It was late in the night when Melody May realized that her name was no longer her own.  This she understood, but for the life of her she couldn’t remember what it had once been.  That…thing had warned them that it would do something like this.  What was its name? 

     Tenru.  He’d accompanied the Tikanni ambassador, Lord Phan, on a supposedly innocent diplomatic mission on behalf of the Bith-mari.  Melody was captain of the Virox, a Space Corps ship of the line.  The Bith-mari had good standing in the Alliance, and even had some of its kind serving in the Corps.  Melody was aware of one particular officer in good standing, working alongside Jacques Mendez.  Mendez didn’t have to worry about the likes of Tenru, Melody found herself thinking, not for the first time that night.  She ordered the lights in her cabin on, half expecting to find the being sitting there watching her.  She suppressed a shudder, not for the first time that day. 

     Tenru and Lord Phan had met them at Riva, where the crew was to conduct a survey mission as a mere formality.  No one expected to find anything of note there, except their forthcoming visitors, who had business of their own there.  Melody supposed that she should’ve known what that business was ahead of time, but that was hindsight.  There was nothing on Riva to see, except the two strange individuals the Tikanni later claimed had gone there for the very isolated nature of the planet that otherwise made it so insignificant in the grand scheme of things, except as a battlefield in one of the Vendaran wars no one particularly found to be of any note, as there were so many Vendaran wars even the Vendarans probably lost count a long time ago.  Supposedly Tenru had wanted a place he could really let loose, which was how Lord Phan had described it.  Again, no one bothered to find out exactly what that meant until it was too late. 

     Melody had gone to the planet’s surface along with Eddo, her Omoxian first officer, and one of the crewmen.  Before they left, Melody hadn’t even bothered to learn his name, which was to become her life’s greatest regret.  His was the first life she ever lost under her command.  The name became emblazoned into her memory from that point forward.  Somehow she’d placed more emphasis on Eddo’s kid sister, Porto, who had been shadowing her for the past few weeks, still unsure as to whether or not the Corps was for her.  The first thought Melody had had, when it happened, was that thank god it hadn’t been her.  To her everlasting shame.

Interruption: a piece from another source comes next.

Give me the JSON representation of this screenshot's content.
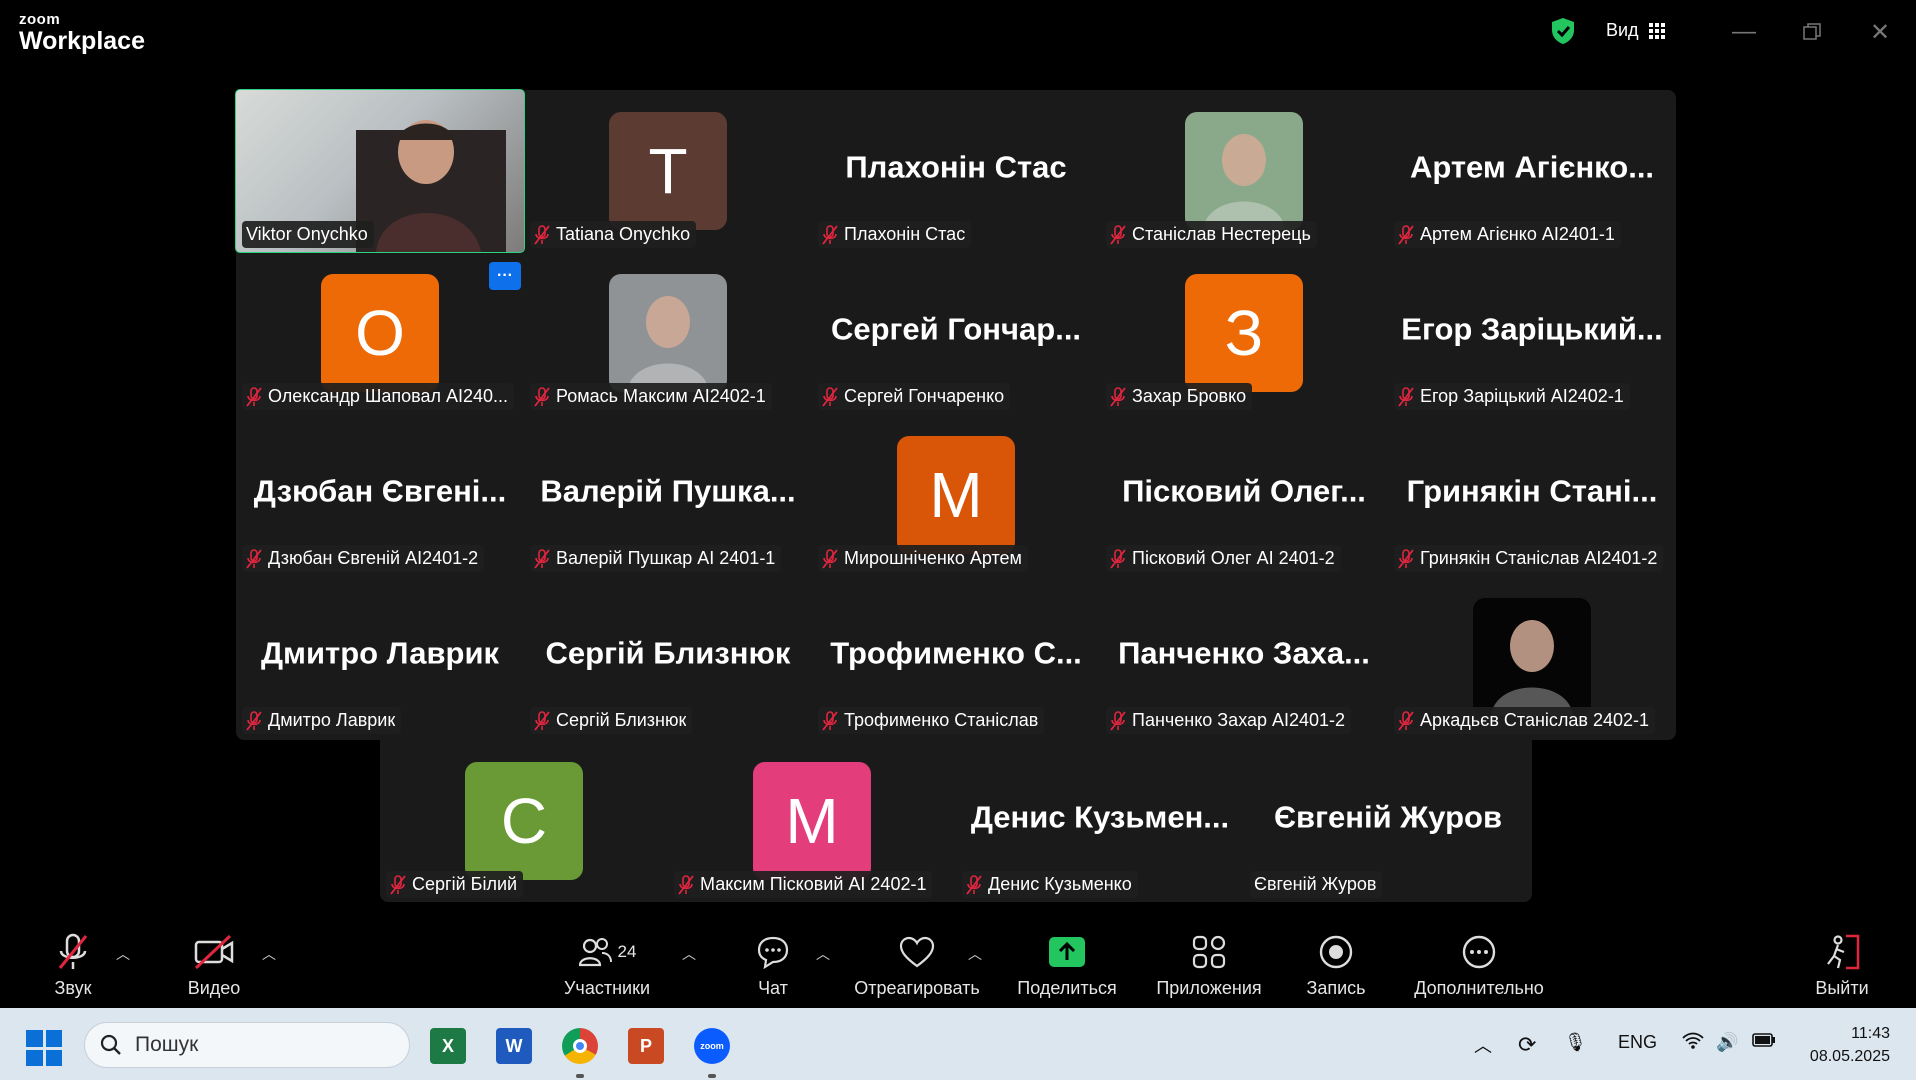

     Melody and her team exited their shuttlepod to a bleak landscape only dreamers would’ve loved.  At first they weren’t sure that they had landed at the right coordinates.  There was nothing around for miles, or so it seemed.  Eddo was the first to spot Tenru and Lord Phan, tiny specks on the horizon.  She suggested it was good enough for the purposes of their survey, and so they all took out their scanners.  The crewman seemed nervous; he was the only one brave enough to show it.  They could hear loud cracks reverberate in the atmosphere, which were easy to dismiss as some form of local weather that only needed later examining.  Melody took another look in the direction of their forthcoming guests, and thought that perhaps they were fighting.  She could see the distinctive glow of a psiglaive, projected out of the hand of the Tikanni.  It was common knowledge that their species had mastered the art of that unique blade.  That should have been her first warning.  Instead, she nodded at Eddo, and together they continued their scans.  The crewman held back behind them.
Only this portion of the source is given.